Un drame inexpliqué dans une institution réputée
Dans les années 1980, l’hôpital pour enfants de Toronto, surnommé SickKids, était considéré comme le fer de lance de la cardiologie pédiatrique. Pourtant, entre l’été 1980 et le printemps 1981, une vague d’observations macabres a bouleversé cette image. Plus de six cents pour cent d’augmentations de décès nocturnes ont été enregistrées sur l’unité cardiaque, faisant naître le surnom inquiétant de « l’équipe du mauvais œil » pour les infirmières de garde.
Le cas tragique de Kevin Pacsai
Parmi les victimes, Kevin Pacsai, né le 16 février 1981, n’avait que vingt‑cinq jours lorsqu’il fut transféré à SickKids. Son cœur, bien que structurellement normal, présentait des irrégularités de conduction. Après un bref rétablissement, il a été confié à l’infirmière de nuit, Susan Nelles, alors que les médecins le rassuraient en affirmant que son état était stable. Vers quatre heures du matin, le petit garçon a succombé à une détérioration rapide de son rythme cardiaque, les médecins suspectant alors une intoxication au digoxine.

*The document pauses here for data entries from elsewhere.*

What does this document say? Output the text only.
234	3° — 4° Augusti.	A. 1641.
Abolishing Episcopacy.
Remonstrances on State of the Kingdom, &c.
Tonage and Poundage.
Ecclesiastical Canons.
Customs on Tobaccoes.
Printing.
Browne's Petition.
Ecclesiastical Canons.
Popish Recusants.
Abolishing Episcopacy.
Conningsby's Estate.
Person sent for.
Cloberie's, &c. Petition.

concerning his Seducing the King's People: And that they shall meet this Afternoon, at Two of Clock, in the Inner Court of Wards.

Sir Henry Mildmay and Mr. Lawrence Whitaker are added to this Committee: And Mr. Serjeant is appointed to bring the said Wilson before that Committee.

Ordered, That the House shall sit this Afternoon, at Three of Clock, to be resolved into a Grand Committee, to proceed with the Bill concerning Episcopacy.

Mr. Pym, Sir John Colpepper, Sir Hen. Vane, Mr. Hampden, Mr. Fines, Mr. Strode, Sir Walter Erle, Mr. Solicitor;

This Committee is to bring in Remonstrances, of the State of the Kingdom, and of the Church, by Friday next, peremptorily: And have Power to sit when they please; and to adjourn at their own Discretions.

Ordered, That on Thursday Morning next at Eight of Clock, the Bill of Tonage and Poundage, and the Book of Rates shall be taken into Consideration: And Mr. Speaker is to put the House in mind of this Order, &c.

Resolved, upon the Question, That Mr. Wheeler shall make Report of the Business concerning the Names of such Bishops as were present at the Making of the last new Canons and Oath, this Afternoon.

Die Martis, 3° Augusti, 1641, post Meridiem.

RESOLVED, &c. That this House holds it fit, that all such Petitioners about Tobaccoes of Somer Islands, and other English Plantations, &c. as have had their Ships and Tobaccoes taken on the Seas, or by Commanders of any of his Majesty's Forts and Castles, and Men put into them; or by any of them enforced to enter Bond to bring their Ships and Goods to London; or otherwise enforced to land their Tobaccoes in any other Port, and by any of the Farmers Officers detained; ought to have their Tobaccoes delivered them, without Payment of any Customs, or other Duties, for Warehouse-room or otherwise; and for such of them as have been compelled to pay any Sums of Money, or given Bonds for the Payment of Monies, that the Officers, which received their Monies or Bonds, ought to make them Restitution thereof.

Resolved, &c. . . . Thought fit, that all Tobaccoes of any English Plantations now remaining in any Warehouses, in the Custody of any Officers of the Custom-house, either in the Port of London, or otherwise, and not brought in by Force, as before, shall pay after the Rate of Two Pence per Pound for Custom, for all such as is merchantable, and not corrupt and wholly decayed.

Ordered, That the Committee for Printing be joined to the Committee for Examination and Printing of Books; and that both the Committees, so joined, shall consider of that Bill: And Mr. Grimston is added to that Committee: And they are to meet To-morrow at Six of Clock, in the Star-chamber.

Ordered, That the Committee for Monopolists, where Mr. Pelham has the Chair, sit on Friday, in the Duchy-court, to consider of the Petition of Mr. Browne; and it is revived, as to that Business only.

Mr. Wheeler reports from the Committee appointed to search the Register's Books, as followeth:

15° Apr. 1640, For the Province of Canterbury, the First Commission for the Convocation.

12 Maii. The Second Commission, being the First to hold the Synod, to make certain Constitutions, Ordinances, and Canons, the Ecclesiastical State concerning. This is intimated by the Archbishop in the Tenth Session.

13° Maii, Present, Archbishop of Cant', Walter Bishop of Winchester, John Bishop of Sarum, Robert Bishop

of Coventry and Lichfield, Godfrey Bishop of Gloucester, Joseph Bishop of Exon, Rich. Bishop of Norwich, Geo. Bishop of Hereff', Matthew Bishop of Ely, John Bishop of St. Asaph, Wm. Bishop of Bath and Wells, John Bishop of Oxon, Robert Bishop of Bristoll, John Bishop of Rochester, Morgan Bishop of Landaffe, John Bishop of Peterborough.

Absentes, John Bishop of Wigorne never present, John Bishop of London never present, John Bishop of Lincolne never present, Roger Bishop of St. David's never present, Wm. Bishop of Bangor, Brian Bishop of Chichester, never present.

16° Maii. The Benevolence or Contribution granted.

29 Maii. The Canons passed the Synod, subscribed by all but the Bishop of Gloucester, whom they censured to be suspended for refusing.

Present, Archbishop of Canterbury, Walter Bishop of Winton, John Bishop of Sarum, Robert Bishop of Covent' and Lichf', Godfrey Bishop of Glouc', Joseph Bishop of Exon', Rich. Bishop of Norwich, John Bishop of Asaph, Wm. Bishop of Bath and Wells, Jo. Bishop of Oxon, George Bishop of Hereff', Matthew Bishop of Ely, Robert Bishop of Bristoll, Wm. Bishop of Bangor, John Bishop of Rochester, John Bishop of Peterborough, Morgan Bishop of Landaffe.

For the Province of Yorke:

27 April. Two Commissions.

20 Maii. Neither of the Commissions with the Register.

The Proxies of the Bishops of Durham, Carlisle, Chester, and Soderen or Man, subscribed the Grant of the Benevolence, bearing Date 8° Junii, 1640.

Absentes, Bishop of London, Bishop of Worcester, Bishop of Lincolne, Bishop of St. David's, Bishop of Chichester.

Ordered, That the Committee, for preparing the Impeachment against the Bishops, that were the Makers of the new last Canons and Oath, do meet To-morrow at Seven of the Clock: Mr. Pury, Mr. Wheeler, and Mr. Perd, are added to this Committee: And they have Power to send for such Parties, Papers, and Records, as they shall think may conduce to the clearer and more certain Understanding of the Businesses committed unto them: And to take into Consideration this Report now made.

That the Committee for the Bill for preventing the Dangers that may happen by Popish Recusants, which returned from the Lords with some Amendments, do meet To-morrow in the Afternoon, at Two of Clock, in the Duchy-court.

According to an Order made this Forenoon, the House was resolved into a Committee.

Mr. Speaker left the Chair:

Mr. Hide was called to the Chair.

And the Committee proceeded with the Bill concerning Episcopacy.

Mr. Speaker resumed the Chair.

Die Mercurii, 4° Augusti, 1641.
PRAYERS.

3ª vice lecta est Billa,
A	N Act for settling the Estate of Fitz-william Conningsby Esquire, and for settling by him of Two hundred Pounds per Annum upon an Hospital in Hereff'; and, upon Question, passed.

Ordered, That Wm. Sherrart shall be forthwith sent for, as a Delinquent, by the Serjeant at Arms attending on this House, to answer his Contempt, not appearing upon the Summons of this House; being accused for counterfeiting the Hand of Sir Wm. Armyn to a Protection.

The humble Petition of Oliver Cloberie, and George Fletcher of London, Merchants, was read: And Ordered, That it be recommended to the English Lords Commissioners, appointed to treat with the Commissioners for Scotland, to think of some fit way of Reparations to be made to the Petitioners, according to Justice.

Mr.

Digoxine : un traitement à double tranchant
Le digoxine, dérivé de la digitale, est utilisé depuis des siècles pour soutenir la contraction cardiaque. Chez les nouveau‑nés, la marge entre dose thérapeutique et dose toxique est infinitésimale. Une surdose, même minime, peut déclencher des arythmies mortelles, des nausées, des visions floues ou des évanouissements. La suspicion d’une administration excessive a alimenté les rumeurs selon lesquelles le personnel infirmier aurait pu commettre un acte intentionnel ou, au contraire, avoir commis une erreur de dosage irréversible.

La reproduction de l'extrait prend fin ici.